L’espace et le genre
Colloque international interdisciplinaire
Du 1 au 3 juillet 2021
Université d’Augsburg, Département de romanistique
Appel à contributions
« Nous sommes à un moment où le monde s’éprouve, je crois, moins comme une grande vie qui se développerait à travers le temps, que comme un réseau qui relie des points et qui entrecroise son écheveau. » Michel Foucault « Des espaces autres », Empan, 2004/2, (no54).
L’épistémologie des sciences humaines et sociales connaît de nouvelles orientations à partir de la seconde moitié du vingtième siècle, et plus intensivement, depuis les années 1990. L’intérêt pour les rapprochements entre les catégories spatiales et les phénomènes sociaux est grandissant - nous assistons à « un tournant spatial » (Soja, 1989; Levy, 1999, Warf et Arias, 2008 ; Torre, 2008), et in extenso, « géographique » pour penser le monde. Le philosophe français Marcel Gauchet constate l’existence de cette nouvelle réalité épistémologique dans l’introduction au dossier « Nouvelles géographies » en 1996.[1] D’Henri Lefebvre (1961, 1974), qui analyse « La production de l'espace » en mettant en avant sa dimension politique, à Michel Foucault (1967, 1984), pour qui l’espace émerge dans ses acceptations alternatives et sexuées, les références à l’espace se multiplient. L’espace représente, donc, la composante substantielle de la complexité du social et invite à le repenser, en induisant de nouvelles méthodes et entrées : territoire, lieu, distance, environnement, nature, paysage, écologie.
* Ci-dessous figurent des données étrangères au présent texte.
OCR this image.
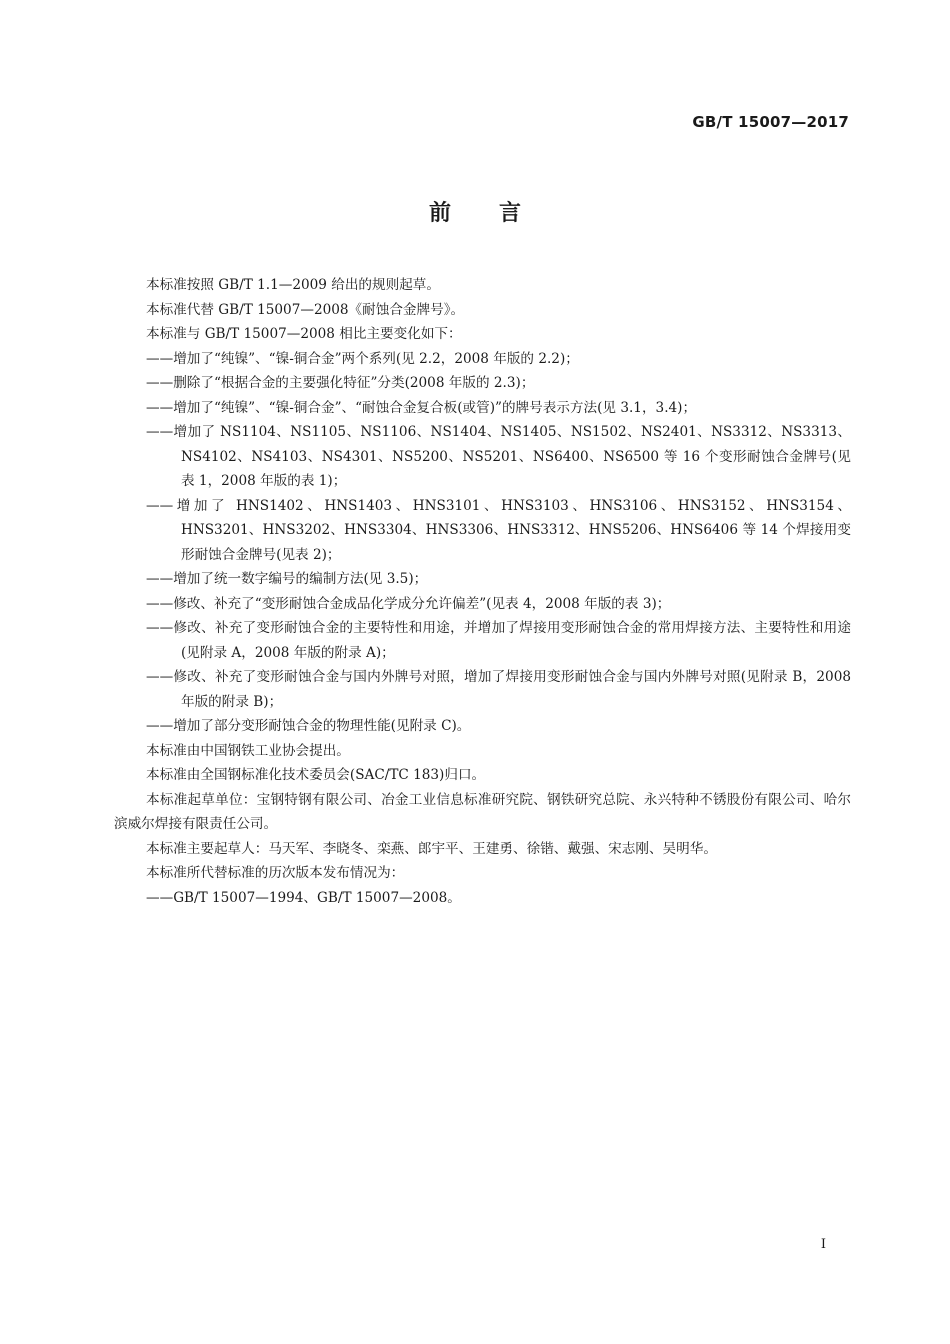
GB/T 15007—2017
前言

本标准按照 GB/T 1.1—2009 给出的规则起草。

本标准代替 GB/T 15007—2008《耐蚀合金牌号》。

本标准与 GB/T 15007—2008 相比主要变化如下：

——增加了“纯镍”、“镍-铜合金”两个系列(见 2.2，2008 年版的 2.2)；

——删除了“根据合金的主要强化特征”分类(2008 年版的 2.3)；

——增加了“纯镍”、“镍-铜合金”、“耐蚀合金复合板(或管)”的牌号表示方法(见 3.1，3.4)；

——增加了 NS1104、NS1105、NS1106、NS1404、NS1405、NS1502、NS2401、NS3312、NS3313、NS4102、NS4103、NS4301、NS5200、NS5201、NS6400、NS6500 等 16 个变形耐蚀合金牌号(见表 1，2008 年版的表 1)；

——增加了 HNS1402、HNS1403、HNS3101、HNS3103、HNS3106、HNS3152、HNS3154、HNS3201、HNS3202、HNS3304、HNS3306、HNS3312、HNS5206、HNS6406 等 14 个焊接用变形耐蚀合金牌号(见表 2)；

——增加了统一数字编号的编制方法(见 3.5)；

——修改、补充了“变形耐蚀合金成品化学成分允许偏差”(见表 4，2008 年版的表 3)；

——修改、补充了变形耐蚀合金的主要特性和用途，并增加了焊接用变形耐蚀合金的常用焊接方法、主要特性和用途(见附录 A，2008 年版的附录 A)；

——修改、补充了变形耐蚀合金与国内外牌号对照，增加了焊接用变形耐蚀合金与国内外牌号对照(见附录 B，2008 年版的附录 B)；

——增加了部分变形耐蚀合金的物理性能(见附录 C)。

本标准由中国钢铁工业协会提出。

本标准由全国钢标准化技术委员会(SAC/TC 183)归口。

本标准起草单位：宝钢特钢有限公司、冶金工业信息标准研究院、钢铁研究总院、永兴特种不锈股份有限公司、哈尔滨威尔焊接有限责任公司。

本标准主要起草人：马天军、李晓冬、栾燕、郎宇平、王建勇、徐锴、戴强、宋志刚、吴明华。

本标准所代替标准的历次版本发布情况为：

——GB/T 15007—1994、GB/T 15007—2008。

I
Les tendances de la recherche sur le genre s’accordent à cette constellation conceptuelle. Partons d’une évidence – le corps est, primo sensu, l’espace. Les liens initialement établis avec les réalités spatiales s’opèrent, avant tout, par le biais et à travers le corps : pensons aux notions de la distance, de la mobilité, de l’étendue. Néanmoins, en suivant la réflexion de Francine Barthe (2010) : « le corps s'est installé en géographie dans la clandestinité, il n'a pas encore gagné le statut d'objet scientifique à part entière et reste non élucidé. » Or, le corps et le genre constituent un binôme d’entrées à la fois problématique et inséparable. Peut-on, à l’instar de cette perspective, tenter de construire une herméneutique genrée qui servirait de grille interprétative à l’espace ? De quelle manière les réflexions sur le genre permettent-elles de remettre en question la compréhension de l’espace, et inversement, comment les interprétations de l’espace questionnent les catégories relatives aux études du genre ?
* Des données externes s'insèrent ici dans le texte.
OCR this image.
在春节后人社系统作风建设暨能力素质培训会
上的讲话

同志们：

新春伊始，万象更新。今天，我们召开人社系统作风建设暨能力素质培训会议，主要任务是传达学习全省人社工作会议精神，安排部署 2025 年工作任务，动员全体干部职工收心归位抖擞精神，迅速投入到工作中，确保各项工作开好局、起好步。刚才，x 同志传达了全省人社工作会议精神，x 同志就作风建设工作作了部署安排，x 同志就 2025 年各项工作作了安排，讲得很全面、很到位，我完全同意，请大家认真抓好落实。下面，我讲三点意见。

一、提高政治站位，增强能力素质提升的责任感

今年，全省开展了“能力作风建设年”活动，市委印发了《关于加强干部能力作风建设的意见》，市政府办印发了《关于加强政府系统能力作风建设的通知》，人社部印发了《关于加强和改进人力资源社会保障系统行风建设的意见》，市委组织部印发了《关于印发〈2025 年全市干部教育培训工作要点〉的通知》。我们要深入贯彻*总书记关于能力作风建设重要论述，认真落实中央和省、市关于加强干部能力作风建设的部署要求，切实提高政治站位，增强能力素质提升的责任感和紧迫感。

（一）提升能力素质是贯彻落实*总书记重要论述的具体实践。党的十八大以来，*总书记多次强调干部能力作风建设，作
Les contributeurs pourront explorer cette question à partir des axes analytiques suivants :
Pour une lecture genrée de l’espace
L’espace public, l’espace privé – l’accès étant longuement défini et hiérarchisé à partir de l’appartenance au genre ; le droit de s’en approprier et de s’y déplacer librement est au centre des revendications féministes et des exigences des activistes en faveur des droits LGBT. Pensons à l’essai de Virginia Woolf, A Room of One’s Own (Une chambre à soi, 1929) dans lequel l’auteure souligne l’importance de la possession d’un espace propre qu’elle met évidemment en lien avec l’acquisition de l’autonomie de la femme. Or, la construction de genre s’opère à travers la confrontation à des espaces. Une telle optique est susceptible de fournir de nouvelles réflexions sur ce rapport complexe : peut-on et dans quel contexte évoquer les espaces « masculins », « féminins », « LGBT », « queer » et autres ? Existent-ils les territoires propres à la transmission des savoirs et des valeurs des communautés délimitées en fonction du genre ? Quelle place peut-on accorder à l’acte d’écriture qui est apte à construire une histoire et une géographie genrée des récits ? Quel rôle peut-on attribuer au genre dans les procédés de l’écriture des lieux et de la lecture des paysages ?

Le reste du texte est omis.